First, the team developed Sentinel-AI, a bespoke AI system comprising transformers and graph neural networks. It integrates inputs from multiple sources, including government agencies, veterinary practices, on farm-technology and abattoirs, and analyses the incoming data in real time while respecting the privacy of its sources.
In the process it develops a ‘picture’ of typical patterns of livestock health, from season to season, which allows it to detect and flag any anomalies that may be indicative of disease. Ultimately, it will enable all stakeholders including disease response teams to get ahead of the curve and make better-informed decisions in real time.
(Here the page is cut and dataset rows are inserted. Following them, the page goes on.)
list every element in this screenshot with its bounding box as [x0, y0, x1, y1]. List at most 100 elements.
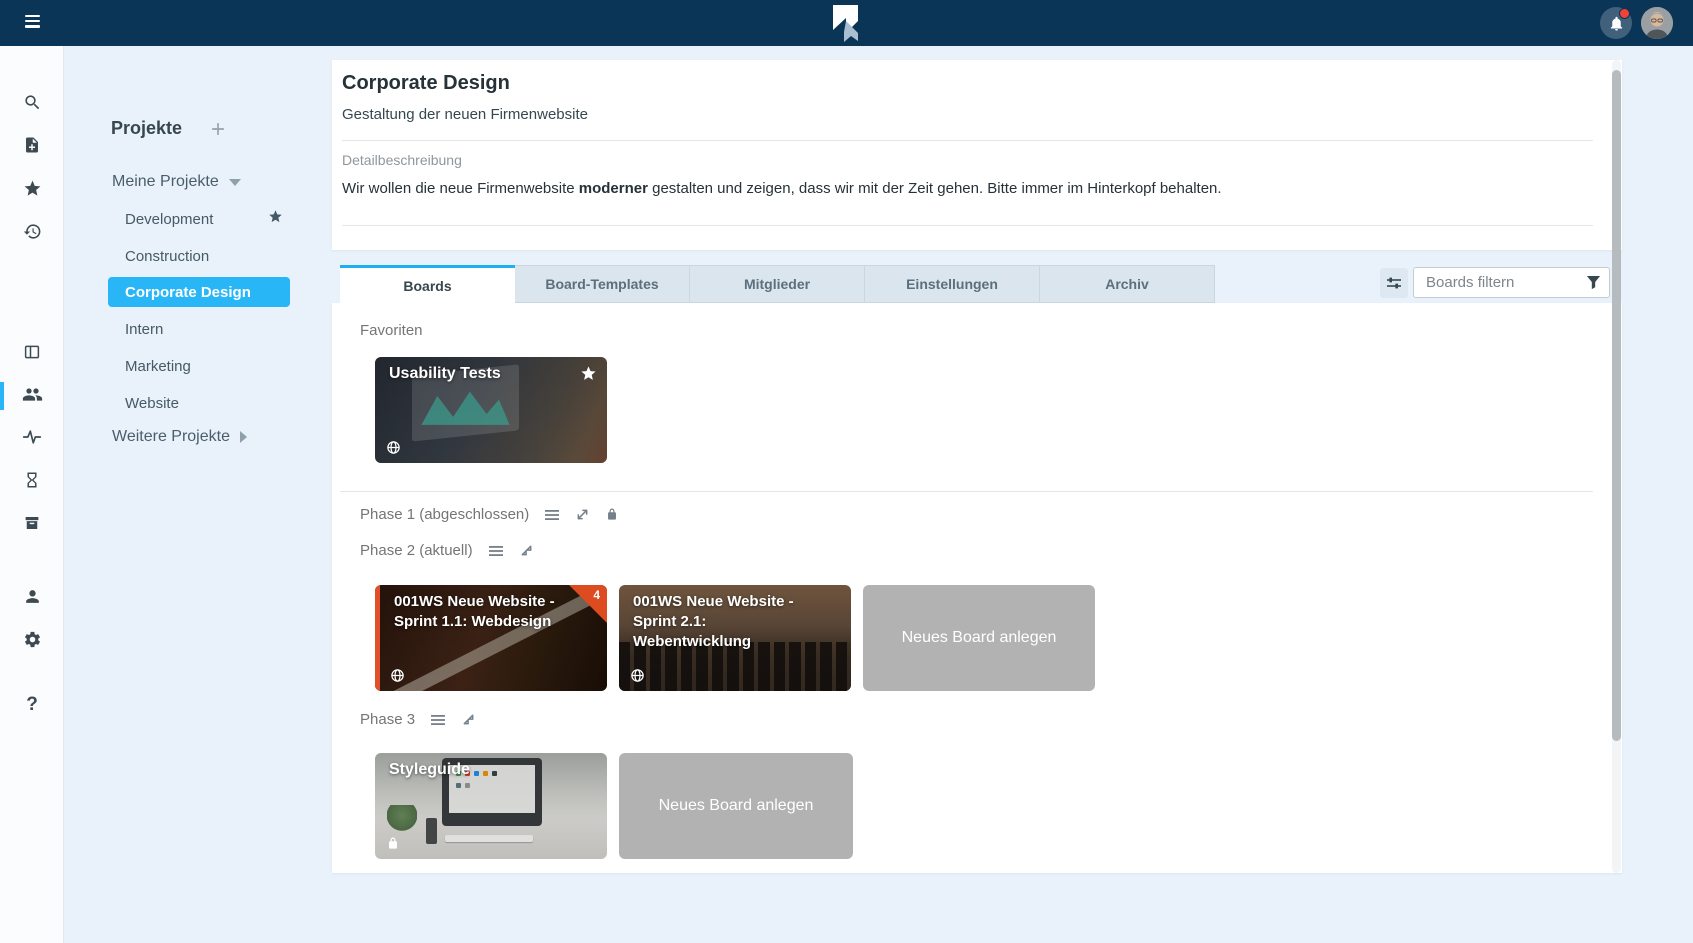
section-title-phase-1: Phase 1 (abgeschlossen) [360, 506, 529, 523]
tune-icon [1386, 275, 1402, 291]
project-item-intern[interactable]: Intern [125, 314, 163, 344]
gear-icon [23, 630, 42, 649]
menu-lines-icon [544, 507, 560, 523]
collapse-icon [461, 712, 476, 727]
notifications-button[interactable] [1600, 7, 1632, 39]
section-menu-button[interactable] [544, 507, 560, 523]
scrollbar-thumb[interactable] [1612, 70, 1621, 741]
group-weitere-projekte[interactable]: Weitere Projekte [112, 425, 247, 449]
board-card-sprint-2-1[interactable]: 001WS Neue Website - Sprint 2.1: Webentw… [619, 585, 851, 691]
avatar-photo [1641, 7, 1673, 39]
user-avatar[interactable] [1641, 7, 1673, 39]
menu-lines-icon [430, 712, 446, 728]
filter-settings-button[interactable] [1380, 268, 1408, 298]
topbar-actions [1600, 7, 1673, 39]
activity-button[interactable] [0, 420, 64, 454]
detail-description-label: Detailbeschreibung [342, 152, 462, 168]
star-icon [23, 179, 42, 198]
new-board-button[interactable]: Neues Board anlegen [619, 753, 853, 859]
notification-dot [1619, 8, 1630, 19]
archive-button[interactable] [0, 506, 64, 540]
add-project-button[interactable] [208, 119, 228, 139]
project-favorite-star-icon [268, 209, 283, 224]
person-icon [23, 587, 42, 606]
board-card-sprint-1-1[interactable]: 4 001WS Neue Website - Sprint 1.1: Webde… [375, 585, 607, 691]
chevron-down-icon [229, 179, 241, 186]
favorites-button[interactable] [0, 171, 64, 205]
badge-corner [569, 585, 607, 623]
pulse-icon [22, 427, 42, 447]
question-mark-icon: ? [26, 694, 38, 716]
private-lock-icon [386, 836, 400, 851]
page-title: Corporate Design [342, 72, 510, 95]
badge-count: 4 [593, 588, 600, 602]
profile-button[interactable] [0, 579, 64, 613]
tab-board-templates[interactable]: Board-Templates [515, 265, 690, 303]
project-item-development[interactable]: Development [125, 204, 213, 234]
history-button[interactable] [0, 214, 64, 248]
hourglass-icon [23, 471, 41, 489]
projects-sidebar: Projekte Meine Projekte Development Cons… [64, 46, 334, 943]
settings-button[interactable] [0, 622, 64, 656]
collapse-icon [519, 543, 534, 558]
active-section-indicator [0, 382, 4, 410]
board-filter-input[interactable] [1413, 267, 1610, 298]
boards-button[interactable] [0, 335, 64, 369]
tab-mitglieder[interactable]: Mitglieder [690, 265, 865, 303]
section-collapse-button[interactable] [519, 543, 534, 558]
project-header-panel: Corporate Design Gestaltung der neuen Fi… [332, 60, 1622, 250]
project-item-marketing[interactable]: Marketing [125, 351, 191, 381]
chevron-right-icon [240, 431, 247, 443]
board-card-usability-tests[interactable]: Usability Tests [375, 357, 607, 463]
board-title: 001WS Neue Website - Sprint 2.1: Webentw… [633, 592, 823, 652]
members-button[interactable] [0, 377, 64, 411]
icon-rail: ? [0, 46, 64, 943]
tab-archiv[interactable]: Archiv [1040, 265, 1215, 303]
section-menu-button[interactable] [430, 712, 446, 728]
section-collapse-button[interactable] [461, 712, 476, 727]
public-globe-icon [390, 668, 405, 683]
archive-box-icon [23, 514, 41, 532]
section-title-phase-2: Phase 2 (aktuell) [360, 542, 473, 559]
public-globe-icon [630, 668, 645, 683]
public-globe-icon [386, 440, 401, 455]
board-filter [1413, 267, 1610, 298]
board-columns-icon [23, 343, 41, 361]
search-icon [23, 93, 42, 112]
section-expand-button[interactable] [575, 507, 590, 522]
board-card-styleguide[interactable]: Styleguide [375, 753, 607, 859]
divider [342, 140, 1593, 141]
section-phase-3: Phase 3 [360, 711, 476, 728]
tab-boards[interactable]: Boards [340, 265, 515, 303]
section-lock-icon [605, 507, 619, 522]
projects-panel-title: Projekte [111, 118, 182, 139]
divider [340, 491, 1593, 492]
time-tracking-button[interactable] [0, 463, 64, 497]
file-plus-icon [23, 136, 41, 154]
favorite-star-icon[interactable] [580, 365, 597, 382]
section-menu-button[interactable] [488, 543, 504, 559]
project-item-corporate-design[interactable]: Corporate Design [108, 277, 290, 307]
section-phase-2: Phase 2 (aktuell) [360, 542, 534, 559]
plus-icon [208, 119, 228, 139]
section-title-phase-3: Phase 3 [360, 711, 415, 728]
board-title: Usability Tests [389, 364, 579, 384]
menu-lines-icon [488, 543, 504, 559]
project-item-website[interactable]: Website [125, 388, 179, 418]
project-item-construction[interactable]: Construction [125, 241, 209, 271]
pin-logo-icon[interactable] [831, 4, 861, 44]
section-title-favoriten: Favoriten [360, 322, 423, 339]
tab-einstellungen[interactable]: Einstellungen [865, 265, 1040, 303]
hamburger-icon [25, 15, 40, 18]
new-board-button[interactable]: Neues Board anlegen [863, 585, 1095, 691]
menu-button[interactable] [22, 12, 44, 34]
expand-icon [575, 507, 590, 522]
divider [342, 225, 1593, 226]
new-document-button[interactable] [0, 128, 64, 162]
project-description: Wir wollen die neue Firmenwebsite modern… [342, 180, 1222, 197]
section-phase-1: Phase 1 (abgeschlossen) [360, 506, 619, 523]
group-meine-projekte[interactable]: Meine Projekte [112, 170, 241, 194]
search-button[interactable] [0, 85, 64, 119]
page-subtitle: Gestaltung der neuen Firmenwebsite [342, 106, 588, 123]
help-button[interactable]: ? [0, 688, 64, 722]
As with any artificial intelligence and machine learning application, Sentinel-AI’s performance relies on consuming vast amounts of data. Having built the application, the team’s challenge was to attract stakeholders to contribute their data to help train the model.
Those with the potential to have the greatest influence on Sentinel-AI’s development are livestock veterinarians. Vets are also in the frontline for capturing clinical data – a challenging task with limited tooling available.
Much of a livestock vet’s work is done in isolation, standing in a paddock trying to diagnose a farm animal; they jot down notes in a diary, throw it into the glovebox then drive on to the next job. At the end of the month, under pressure fro
m the accounts team, they try to piece it all together to create an invoice.
“There was a eureka moment,” says Brownlie. Ingenum and Qrious recognised the opportunity to turn the problem into a solution and create a win-win for both vets and Ingenum.
Ingenum's Tom Brownlie (left) and Qrious' Head of Technology, Christopher Laing
“The value that Qrious has brought to Ingenum has been huge. I can’t imagine another group suggesting that a [large] language model is the solution, that it will change the future of veterinary medicine. But Qrious did. And then they built it.”
While the veterinarian's notes allow the app to generate invoices, their observations and enhanced records can also be ‘pinged’ back to the early warning system, which will collate and assess them alongside its knowledge base and other veterinary data from the area. Once armed with this wealth of information, it will be able to alert the vet if it notes an irregularity.
“More importantly for us, if the vet advises that it’s not a cause for concern, we can remove the alert and Sentinel-AI learns as a result.”
So, while MaVIS solves an onerous daily task for vets, it will also provide a deeper understanding of what’s happening with livestock and whether it forms part of a larger picture when coupled with Sentinel-AI.